Michael Mendenhall (dob: 06-18-63) was found guilty at trial of 25 felony counts of securities fraud and theft and was sentenced to 30 years in prison today, and was ordered to pay more than $1 million in restitution ($1,408,667.77)
Mendenhall was an insurance broker who targeted elderly victims, convincing them to withdraw large sums of money to invest with him in exchange for promissory notes. Instead of investing the money, Mendenhall used investor funds to make payments to other investors and to pay for his personal expenses and lifestyle. There were 16 identified victims in the original indictment with losses that totaled approximately $1.2 million dollars.
The case was prosecuted by Denver Deputy DA Kandace Gerdes, who urged the Court to reject probation and give a lengthy prison sentence. Mendenhall also spoke to the Court, saying he was heartbroken at "how things had turned out," and that he wanted to work to repay the losses. Denver District Court Judge Brian Whitney noted that this case was different than others because these victims had all invested their life savings because of their trust, not because of greed. He went on to note that what Mendenhall had done was a crime wave, and that the 25-year prison sentence would result in Mendenhall being in a similar position to his victims when he is eventually released - he will be about their age and will have no assets.
September 2014 SEC OIP
During the relevant times of his criminal conduct, Mendenhall was associated with a broker-dealer and investment adviser and/or a broker-dealer registered with the Securities and Exchange Commission ("SEC"). On September 12, 2014, the SEC instituted administrative proceeding against Respondent Mendenhall in September 2014 based on his securities fraud and theft convictions. In the Matter of Michael Lee Mendenhall (SEC Order Instituting Administrative Proceedings and Notice of Hearing; ‘34 Act Release No. 73087; IA '40 Act Release No. 3917; Admin. Proc. File No. 3-16104 / September 12, 2014).
SIDE BAR: READ the SEC's compilation of the Colorado criminal case documents
SEC December 2014 Motion for Summary Disposition
Following Order Instituting Proceedings ("OIP"), on December 12, 2014, the SEC's Division of Enforcement filed a motion for summary disposition; and Mendenhall was given an extension of time pursuant to an SEC Order dated January 22, 2015, to respond until February 13, 2015. In the absence of having received a timely response, on February 18, 2015, Mendenhall was barred pursuant to an Initial Decision.

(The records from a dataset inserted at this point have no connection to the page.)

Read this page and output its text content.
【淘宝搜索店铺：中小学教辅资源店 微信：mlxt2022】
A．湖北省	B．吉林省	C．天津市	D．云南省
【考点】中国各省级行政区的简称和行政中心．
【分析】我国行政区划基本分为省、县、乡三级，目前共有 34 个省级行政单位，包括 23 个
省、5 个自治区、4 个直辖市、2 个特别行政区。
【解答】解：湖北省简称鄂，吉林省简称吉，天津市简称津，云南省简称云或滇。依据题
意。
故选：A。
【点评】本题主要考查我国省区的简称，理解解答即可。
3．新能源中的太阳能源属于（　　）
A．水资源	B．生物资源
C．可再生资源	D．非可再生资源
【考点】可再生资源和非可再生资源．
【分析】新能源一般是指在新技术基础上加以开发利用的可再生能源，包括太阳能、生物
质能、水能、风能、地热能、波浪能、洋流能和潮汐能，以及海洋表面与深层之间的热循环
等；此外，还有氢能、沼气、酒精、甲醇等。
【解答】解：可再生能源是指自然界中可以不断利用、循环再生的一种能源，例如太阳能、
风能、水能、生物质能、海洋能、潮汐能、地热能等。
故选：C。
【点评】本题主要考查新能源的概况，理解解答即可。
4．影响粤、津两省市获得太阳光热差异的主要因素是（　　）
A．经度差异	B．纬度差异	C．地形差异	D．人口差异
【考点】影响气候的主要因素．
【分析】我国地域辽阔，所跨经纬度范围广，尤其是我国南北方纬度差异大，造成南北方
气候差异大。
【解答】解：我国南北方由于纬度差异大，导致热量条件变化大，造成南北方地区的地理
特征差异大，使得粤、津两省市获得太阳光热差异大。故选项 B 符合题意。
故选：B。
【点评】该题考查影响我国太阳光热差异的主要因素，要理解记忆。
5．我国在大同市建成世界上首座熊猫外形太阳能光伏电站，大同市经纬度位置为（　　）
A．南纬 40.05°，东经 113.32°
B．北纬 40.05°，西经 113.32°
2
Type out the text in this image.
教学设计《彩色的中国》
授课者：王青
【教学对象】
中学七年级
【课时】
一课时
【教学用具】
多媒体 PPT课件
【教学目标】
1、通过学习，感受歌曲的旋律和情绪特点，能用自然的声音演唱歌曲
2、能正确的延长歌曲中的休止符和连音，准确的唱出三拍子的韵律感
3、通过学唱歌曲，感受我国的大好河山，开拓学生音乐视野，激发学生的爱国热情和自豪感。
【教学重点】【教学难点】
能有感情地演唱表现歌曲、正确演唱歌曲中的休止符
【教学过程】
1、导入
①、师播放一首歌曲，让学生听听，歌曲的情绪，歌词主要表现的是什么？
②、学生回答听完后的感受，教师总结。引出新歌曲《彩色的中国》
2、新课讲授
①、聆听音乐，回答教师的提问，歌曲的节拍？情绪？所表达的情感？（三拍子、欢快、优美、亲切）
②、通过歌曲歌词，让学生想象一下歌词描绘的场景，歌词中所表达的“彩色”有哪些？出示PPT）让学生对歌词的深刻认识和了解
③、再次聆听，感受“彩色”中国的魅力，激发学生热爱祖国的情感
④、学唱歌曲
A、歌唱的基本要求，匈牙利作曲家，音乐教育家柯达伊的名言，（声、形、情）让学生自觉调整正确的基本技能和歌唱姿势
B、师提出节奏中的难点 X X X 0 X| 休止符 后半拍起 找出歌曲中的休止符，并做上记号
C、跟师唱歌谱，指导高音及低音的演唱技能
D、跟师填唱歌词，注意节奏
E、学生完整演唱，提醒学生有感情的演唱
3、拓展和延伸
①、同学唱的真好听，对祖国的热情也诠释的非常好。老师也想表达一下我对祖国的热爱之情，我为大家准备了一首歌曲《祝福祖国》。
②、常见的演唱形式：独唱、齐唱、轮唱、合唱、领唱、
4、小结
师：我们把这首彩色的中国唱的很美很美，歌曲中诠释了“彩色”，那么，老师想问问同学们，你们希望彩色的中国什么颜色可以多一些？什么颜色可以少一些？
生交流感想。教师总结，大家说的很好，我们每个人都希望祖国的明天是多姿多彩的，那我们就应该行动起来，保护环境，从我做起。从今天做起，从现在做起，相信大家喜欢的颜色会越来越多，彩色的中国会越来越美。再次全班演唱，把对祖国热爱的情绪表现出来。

Case closed - ahhh, but not quite.
Addressing the Problem
Turns out that neither the the January 22 Order extending Mendenhall's time to file a response nor the February 18, 2015, Initial Decision were sent to Mendenhall at his current address: DOC # 157626, Colorado Territorial Correctional Facility, P.O. Box 1010, Carson City, CO 81215.
What We've Got Here Is Failure To Communicate
Via letter dated February 17, 2015, and received by the SEC on February 23, 2015, Mendenhall asserted that he not received a response to his extension request and inquiring as to its status. Some men, you just can't reach.
Pursuant to an Order dated February 23, 2015, an SEC Administrative Law Judge stated, in part, that Mendenhall's February 17th letter:
[W]ill be treated as a motion to correct a manifest error of fact in the ID, pursuant to 17 C.F.R. § 201.111(h). Mendenhall may have an additional four weeks, until March 20, 2015, to file a supplemental pleading concerning the ID and the Division's motion for summary disposition. The Division may reply by March 27, 2015. . .
In the Matter of Michael Lee Mendenhall (Order; Admin. Proc. Rulings Rel. No. 2344; Admin. Proc. File No. 3-16104 / February 23, 2015
On March 19, 2015, on its own motion, the SEC vacated the Initial Decision and remanded the matter for further proceedings. In the Matter of Michael Lee Mendenhall (Order Vacating Initial Decision and Remanding for Further Proceedings; ‘34 Act Release No. 74532; IA '40 Act Release No. 4051; Admin. Proc. File No. 3-16104 / March 19, 2015). In ordering such action, the SEC noted that the ALJ had charactierzed Mendenhall's February 17th letter as a "motion to correct a manifest error of fact;" and pursuant to such a status, the ALJ permitted Mendenhall to file a supplemental pleading addressing both the Division's Motion for Summary Disposition and the Initial Decision.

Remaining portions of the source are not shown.